Cairin heard his father’s boots clomping across the slate and the front door opening and slamming shut.

*
He saw his father sitting in the cemetery among the late-afternoon shadows, head bowed, notebook clenched in the big hands. Noam did not look up at him, did not even seem to know he was there. He led Mischa into the garden on the other side of the chapel, where Pety had set up the chess board on the marble bench. Mischa walked around the fountain, his feet gently grinding the gravel.

He paced back and forth as he and Pety played. Late in the game, his knight forked Pety’s king and queen, and Pety’s queen was lost. Pety smiled. The knight was less valuable than the bishop, Pety had said, but not in Cairin’s hands. It was as if Cairin became the knight. It was Cairin on the board, not just a piece of marble. And he had learned to kill.

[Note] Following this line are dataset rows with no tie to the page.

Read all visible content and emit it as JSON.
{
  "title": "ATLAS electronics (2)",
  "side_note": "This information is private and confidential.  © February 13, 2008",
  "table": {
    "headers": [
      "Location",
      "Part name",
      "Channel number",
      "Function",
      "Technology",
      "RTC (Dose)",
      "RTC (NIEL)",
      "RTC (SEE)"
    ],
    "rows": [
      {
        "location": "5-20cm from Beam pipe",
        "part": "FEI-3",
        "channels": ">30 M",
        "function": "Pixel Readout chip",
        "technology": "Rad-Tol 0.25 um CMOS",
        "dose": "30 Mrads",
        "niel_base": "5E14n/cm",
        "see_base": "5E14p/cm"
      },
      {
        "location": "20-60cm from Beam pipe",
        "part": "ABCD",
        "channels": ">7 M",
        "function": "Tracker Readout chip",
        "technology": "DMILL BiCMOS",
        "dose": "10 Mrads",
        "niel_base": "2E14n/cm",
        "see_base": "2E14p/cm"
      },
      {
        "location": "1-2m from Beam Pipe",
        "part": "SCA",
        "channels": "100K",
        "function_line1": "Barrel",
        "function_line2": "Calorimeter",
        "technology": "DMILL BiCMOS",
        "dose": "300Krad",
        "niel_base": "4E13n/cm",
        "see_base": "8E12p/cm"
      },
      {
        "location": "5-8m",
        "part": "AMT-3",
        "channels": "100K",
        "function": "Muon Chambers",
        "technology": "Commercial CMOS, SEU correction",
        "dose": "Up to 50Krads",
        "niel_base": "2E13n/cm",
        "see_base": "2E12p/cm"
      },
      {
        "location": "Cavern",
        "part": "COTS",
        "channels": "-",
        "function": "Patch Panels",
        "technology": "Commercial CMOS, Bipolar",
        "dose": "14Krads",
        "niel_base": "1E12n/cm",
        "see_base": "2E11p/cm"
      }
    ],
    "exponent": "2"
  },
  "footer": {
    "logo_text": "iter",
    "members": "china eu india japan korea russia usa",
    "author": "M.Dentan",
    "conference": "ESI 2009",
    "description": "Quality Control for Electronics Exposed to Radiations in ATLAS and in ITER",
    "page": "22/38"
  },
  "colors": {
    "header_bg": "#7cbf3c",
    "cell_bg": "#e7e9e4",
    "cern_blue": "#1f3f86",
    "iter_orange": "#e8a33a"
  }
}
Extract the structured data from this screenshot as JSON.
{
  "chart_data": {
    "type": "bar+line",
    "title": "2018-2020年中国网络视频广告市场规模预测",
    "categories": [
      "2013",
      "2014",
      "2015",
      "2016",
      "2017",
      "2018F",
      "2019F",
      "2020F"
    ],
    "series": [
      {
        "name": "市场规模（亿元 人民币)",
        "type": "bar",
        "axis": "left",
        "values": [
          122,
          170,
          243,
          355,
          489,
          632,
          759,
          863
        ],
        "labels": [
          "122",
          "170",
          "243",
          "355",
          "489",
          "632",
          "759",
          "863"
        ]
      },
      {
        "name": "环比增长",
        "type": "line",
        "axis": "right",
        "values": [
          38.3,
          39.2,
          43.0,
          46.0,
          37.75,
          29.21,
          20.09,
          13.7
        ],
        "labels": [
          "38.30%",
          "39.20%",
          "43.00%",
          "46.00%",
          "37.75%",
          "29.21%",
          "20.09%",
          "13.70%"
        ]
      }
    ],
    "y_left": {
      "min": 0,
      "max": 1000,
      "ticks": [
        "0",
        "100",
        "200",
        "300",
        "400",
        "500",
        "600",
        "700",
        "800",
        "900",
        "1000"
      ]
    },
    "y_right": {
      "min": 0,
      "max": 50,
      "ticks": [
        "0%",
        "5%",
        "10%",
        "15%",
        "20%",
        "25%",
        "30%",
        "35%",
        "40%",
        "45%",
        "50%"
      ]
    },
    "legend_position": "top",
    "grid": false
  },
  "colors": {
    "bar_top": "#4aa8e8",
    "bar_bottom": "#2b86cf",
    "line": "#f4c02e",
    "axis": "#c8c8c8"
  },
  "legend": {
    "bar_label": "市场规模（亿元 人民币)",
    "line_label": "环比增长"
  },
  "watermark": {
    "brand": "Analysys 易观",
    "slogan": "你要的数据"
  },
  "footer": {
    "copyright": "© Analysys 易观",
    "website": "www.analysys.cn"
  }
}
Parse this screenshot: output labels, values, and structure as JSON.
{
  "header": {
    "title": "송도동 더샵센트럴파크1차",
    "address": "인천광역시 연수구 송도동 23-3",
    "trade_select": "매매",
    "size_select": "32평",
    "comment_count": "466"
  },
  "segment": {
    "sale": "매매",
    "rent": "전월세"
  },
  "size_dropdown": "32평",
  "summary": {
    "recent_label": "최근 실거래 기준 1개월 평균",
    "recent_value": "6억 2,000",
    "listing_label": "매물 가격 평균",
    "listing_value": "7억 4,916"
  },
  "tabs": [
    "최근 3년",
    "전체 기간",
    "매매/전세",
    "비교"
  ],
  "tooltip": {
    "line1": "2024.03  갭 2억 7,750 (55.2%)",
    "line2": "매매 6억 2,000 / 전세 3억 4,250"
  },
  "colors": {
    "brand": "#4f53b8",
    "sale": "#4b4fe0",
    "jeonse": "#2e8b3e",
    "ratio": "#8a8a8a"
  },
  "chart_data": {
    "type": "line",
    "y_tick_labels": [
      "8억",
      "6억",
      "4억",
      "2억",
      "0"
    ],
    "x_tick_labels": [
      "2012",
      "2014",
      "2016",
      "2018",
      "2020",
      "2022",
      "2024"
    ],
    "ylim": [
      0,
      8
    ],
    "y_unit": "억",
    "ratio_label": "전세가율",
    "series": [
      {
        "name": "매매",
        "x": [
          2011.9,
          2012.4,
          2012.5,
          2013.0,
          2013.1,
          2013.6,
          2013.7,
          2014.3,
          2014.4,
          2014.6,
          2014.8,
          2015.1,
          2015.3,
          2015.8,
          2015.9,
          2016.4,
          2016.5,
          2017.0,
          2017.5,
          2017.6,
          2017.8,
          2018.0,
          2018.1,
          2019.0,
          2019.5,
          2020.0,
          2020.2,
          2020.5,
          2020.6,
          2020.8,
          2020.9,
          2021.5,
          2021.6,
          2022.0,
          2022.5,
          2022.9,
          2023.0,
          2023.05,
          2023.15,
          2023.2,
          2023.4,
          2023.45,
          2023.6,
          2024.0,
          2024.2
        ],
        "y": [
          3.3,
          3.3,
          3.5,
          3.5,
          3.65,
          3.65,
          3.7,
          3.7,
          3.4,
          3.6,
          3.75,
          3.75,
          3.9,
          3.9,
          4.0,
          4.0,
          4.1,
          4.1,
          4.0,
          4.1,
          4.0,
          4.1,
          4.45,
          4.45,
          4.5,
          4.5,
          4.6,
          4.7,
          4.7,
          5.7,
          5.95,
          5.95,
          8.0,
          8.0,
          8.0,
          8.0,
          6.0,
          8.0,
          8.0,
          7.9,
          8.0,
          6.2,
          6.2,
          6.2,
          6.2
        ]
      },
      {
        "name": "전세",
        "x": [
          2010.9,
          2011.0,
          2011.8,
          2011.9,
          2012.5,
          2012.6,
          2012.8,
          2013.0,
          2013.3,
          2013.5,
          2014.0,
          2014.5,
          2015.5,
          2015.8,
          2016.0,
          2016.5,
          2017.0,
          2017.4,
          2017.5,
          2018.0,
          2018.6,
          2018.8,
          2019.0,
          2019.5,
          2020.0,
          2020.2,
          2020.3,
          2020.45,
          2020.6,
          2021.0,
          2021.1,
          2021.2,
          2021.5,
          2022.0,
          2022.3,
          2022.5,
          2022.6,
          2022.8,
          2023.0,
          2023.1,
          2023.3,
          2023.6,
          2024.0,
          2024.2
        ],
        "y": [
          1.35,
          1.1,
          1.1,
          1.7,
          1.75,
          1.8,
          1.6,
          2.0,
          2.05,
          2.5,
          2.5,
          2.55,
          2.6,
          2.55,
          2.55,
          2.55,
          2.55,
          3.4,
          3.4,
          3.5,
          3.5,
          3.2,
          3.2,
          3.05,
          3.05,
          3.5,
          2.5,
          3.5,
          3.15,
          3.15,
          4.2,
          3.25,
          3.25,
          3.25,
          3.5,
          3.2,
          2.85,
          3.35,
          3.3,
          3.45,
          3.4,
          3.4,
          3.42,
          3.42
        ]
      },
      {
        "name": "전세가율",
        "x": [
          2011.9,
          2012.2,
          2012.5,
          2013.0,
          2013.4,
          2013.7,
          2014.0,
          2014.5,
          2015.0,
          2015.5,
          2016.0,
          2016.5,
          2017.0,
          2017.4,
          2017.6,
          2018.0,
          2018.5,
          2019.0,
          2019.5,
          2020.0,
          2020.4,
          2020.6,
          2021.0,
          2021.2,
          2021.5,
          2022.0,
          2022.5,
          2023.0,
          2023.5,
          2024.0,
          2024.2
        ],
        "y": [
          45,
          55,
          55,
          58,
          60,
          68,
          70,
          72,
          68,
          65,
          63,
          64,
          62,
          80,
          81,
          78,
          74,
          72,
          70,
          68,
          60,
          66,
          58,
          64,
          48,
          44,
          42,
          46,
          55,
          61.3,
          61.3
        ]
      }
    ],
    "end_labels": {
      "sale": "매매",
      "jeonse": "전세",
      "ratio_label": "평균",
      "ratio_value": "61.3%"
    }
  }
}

Pety moved his king, but not away from the attack, into it. Three moves later, Cairin fell into the trap.

“Stalemate,” Pety said. The mouse had escaped again.

Cairin looked at the board, then at Pety, his eyes picking up the cool light from the fountain. “I want to beat you.”

Pety smiled and watched Mischa climb the wisteria vine on the back wall.

“Soon,” he said.

“Now,” Cairin said.

“You must be patient.”

Cairin looked away.

Mischa had climbed almost to the top of the wall now, as if trying to escape.

“I must go,” Pety said.

“Tomorrow, then,” Cairin said, and he began putting the chess pieces in the grey bag.

“Away,” Pety said.

“Away?”

“Yes.”

The fountain splashed and the wisteria rustled under Mischa’s weight. A snow of lavender petals covered the red roses under the vine.

Cairin pressed his lips together, forcing the blood from them. He jerked the gold lace tight around the neck of the bag.

“I can’t stay,” Pety said.

Cairin set the bag in his lap, stroking it softly, his face relaxing, showing nothing. He looked into Pety’s eyes as if he were looking at his chess pieces, studying them.

Pety shook his head and stood. He walked around the fountain, trailing one hand in the water, then came back to Cairin and stood before him, so close to him that Cairin had to lean back to look up at him.

Mischa was standing on top of the wall, his arms spread wide, laughing. Pety watched Mischa for a long while before meeting Cairin’s gaze.

“You would have to make a sacrifice.”